Re: [PATCH v11 7/9] cpuset: Expose cpus.effective and mems.effective on cgroup v2 root
From: Peter Zijlstra
Date: Fri Jul 20 2018 - 11:45:16 EST
On Fri, Jul 20, 2018 at 04:45:49AM -0700, Tejun Heo wrote:
> > > Hmm... so a given ancestor must be able to both
> > >
> > > 1. control which cpus are moved into a partition in all of its
> > > subtree.
> >
> > By virtue of the partition file being owned by the parent, this is
> > already achived, no?
>
> The currently proposed implementation is somewhere in the middle. It
> kinda gets there by restricting a partition to be a child of another
> partition, which may be okay but it does make the whole delegation
> mechanism less useful.
So the implementation does not set ownership of the 'partition' file to
that of the parent directory? Because _that_ is what I understood from
Waiman (many versions ago). And that _does_ allow delegation to work
nicely.
> > > 2. take away any given cpu from ist subtree.
> >
> > I really hate this obsession of yours and doubly so for partitions.
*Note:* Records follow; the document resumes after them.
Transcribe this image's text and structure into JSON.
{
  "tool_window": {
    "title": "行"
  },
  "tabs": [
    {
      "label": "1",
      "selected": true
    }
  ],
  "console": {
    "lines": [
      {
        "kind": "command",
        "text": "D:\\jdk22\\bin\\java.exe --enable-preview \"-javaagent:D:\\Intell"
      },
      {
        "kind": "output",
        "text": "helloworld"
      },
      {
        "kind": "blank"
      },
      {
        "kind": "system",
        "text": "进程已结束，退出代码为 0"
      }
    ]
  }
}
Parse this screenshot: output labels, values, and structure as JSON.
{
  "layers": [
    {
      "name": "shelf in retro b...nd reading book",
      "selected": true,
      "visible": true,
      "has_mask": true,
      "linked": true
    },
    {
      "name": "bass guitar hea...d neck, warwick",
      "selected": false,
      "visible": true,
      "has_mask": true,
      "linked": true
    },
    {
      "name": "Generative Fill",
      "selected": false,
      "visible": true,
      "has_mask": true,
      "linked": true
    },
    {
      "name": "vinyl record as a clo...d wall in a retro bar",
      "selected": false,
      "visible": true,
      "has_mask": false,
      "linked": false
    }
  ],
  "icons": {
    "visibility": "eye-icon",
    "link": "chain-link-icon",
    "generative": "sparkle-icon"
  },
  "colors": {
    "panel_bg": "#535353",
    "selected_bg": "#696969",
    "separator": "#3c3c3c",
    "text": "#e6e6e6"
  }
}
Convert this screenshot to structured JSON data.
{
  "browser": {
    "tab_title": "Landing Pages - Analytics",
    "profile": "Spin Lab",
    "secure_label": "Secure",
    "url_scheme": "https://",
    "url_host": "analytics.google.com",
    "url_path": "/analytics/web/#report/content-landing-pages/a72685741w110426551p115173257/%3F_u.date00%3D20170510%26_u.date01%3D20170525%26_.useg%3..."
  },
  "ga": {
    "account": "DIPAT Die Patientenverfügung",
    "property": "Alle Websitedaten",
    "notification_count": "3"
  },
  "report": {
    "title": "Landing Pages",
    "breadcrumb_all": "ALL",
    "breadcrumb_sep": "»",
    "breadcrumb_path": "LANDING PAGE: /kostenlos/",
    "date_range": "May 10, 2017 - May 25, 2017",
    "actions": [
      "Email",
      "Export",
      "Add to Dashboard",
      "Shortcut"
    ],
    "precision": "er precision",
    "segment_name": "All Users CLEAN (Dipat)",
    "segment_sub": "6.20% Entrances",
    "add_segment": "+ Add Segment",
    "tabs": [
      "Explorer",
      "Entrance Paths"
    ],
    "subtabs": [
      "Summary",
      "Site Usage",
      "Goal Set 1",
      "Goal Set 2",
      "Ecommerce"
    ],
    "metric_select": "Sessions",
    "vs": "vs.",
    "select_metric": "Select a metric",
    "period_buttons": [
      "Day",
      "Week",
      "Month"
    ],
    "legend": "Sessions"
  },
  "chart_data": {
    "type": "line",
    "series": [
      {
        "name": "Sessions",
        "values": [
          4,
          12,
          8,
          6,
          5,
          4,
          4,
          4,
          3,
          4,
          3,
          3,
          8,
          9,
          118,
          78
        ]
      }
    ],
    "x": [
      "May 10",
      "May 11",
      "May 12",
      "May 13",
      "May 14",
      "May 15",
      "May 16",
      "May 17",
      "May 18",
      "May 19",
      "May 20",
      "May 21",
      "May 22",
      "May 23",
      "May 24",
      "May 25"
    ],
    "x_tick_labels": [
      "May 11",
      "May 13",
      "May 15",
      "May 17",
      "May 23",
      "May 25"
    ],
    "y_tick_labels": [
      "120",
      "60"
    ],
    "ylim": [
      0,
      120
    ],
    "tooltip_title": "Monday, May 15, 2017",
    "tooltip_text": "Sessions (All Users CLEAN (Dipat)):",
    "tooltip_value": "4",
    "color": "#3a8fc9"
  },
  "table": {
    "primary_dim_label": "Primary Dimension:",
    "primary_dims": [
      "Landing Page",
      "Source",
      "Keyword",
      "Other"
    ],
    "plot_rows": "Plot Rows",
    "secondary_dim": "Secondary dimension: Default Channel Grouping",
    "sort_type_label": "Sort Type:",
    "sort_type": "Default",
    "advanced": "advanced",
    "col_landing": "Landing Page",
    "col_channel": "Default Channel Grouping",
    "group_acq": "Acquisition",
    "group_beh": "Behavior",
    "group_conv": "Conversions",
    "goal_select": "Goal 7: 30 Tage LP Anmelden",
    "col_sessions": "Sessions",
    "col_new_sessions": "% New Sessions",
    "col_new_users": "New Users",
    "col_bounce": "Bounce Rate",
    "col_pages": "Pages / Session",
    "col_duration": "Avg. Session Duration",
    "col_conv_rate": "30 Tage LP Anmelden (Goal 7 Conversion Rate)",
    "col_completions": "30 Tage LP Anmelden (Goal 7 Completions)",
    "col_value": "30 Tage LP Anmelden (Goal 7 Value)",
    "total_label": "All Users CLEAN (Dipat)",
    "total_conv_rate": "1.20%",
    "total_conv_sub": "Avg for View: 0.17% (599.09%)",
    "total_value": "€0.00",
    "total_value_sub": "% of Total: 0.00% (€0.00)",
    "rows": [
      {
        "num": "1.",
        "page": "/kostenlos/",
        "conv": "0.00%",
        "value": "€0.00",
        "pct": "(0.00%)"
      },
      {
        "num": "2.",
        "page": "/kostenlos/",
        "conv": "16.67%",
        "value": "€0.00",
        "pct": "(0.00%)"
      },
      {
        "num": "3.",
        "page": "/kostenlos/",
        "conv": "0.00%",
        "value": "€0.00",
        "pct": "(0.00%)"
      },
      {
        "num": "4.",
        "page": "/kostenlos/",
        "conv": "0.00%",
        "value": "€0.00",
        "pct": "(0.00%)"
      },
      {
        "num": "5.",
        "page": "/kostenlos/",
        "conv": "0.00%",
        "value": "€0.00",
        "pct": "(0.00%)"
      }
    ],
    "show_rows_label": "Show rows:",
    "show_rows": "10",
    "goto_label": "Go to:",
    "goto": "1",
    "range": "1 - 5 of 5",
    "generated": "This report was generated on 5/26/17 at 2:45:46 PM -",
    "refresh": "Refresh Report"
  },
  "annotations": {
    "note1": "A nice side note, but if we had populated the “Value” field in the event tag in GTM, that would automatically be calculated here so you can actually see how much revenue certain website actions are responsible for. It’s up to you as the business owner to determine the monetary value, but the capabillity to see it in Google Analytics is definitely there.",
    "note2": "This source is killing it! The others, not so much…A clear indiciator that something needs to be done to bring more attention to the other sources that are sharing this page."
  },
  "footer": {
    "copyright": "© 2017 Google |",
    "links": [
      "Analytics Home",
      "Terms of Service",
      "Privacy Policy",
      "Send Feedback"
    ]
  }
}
But
> > why would this currently not be allowed?
>
> Well, sorry that you hate it. It's a fundamental architectural
> constraint. If it can't satisfy that, it should't be in cgroup.
So is hierarchical behaviour; but you seem willing to forgo that.
Still, the question was, how is this (dispicable or not) behaviour not
allowed by the current implementation?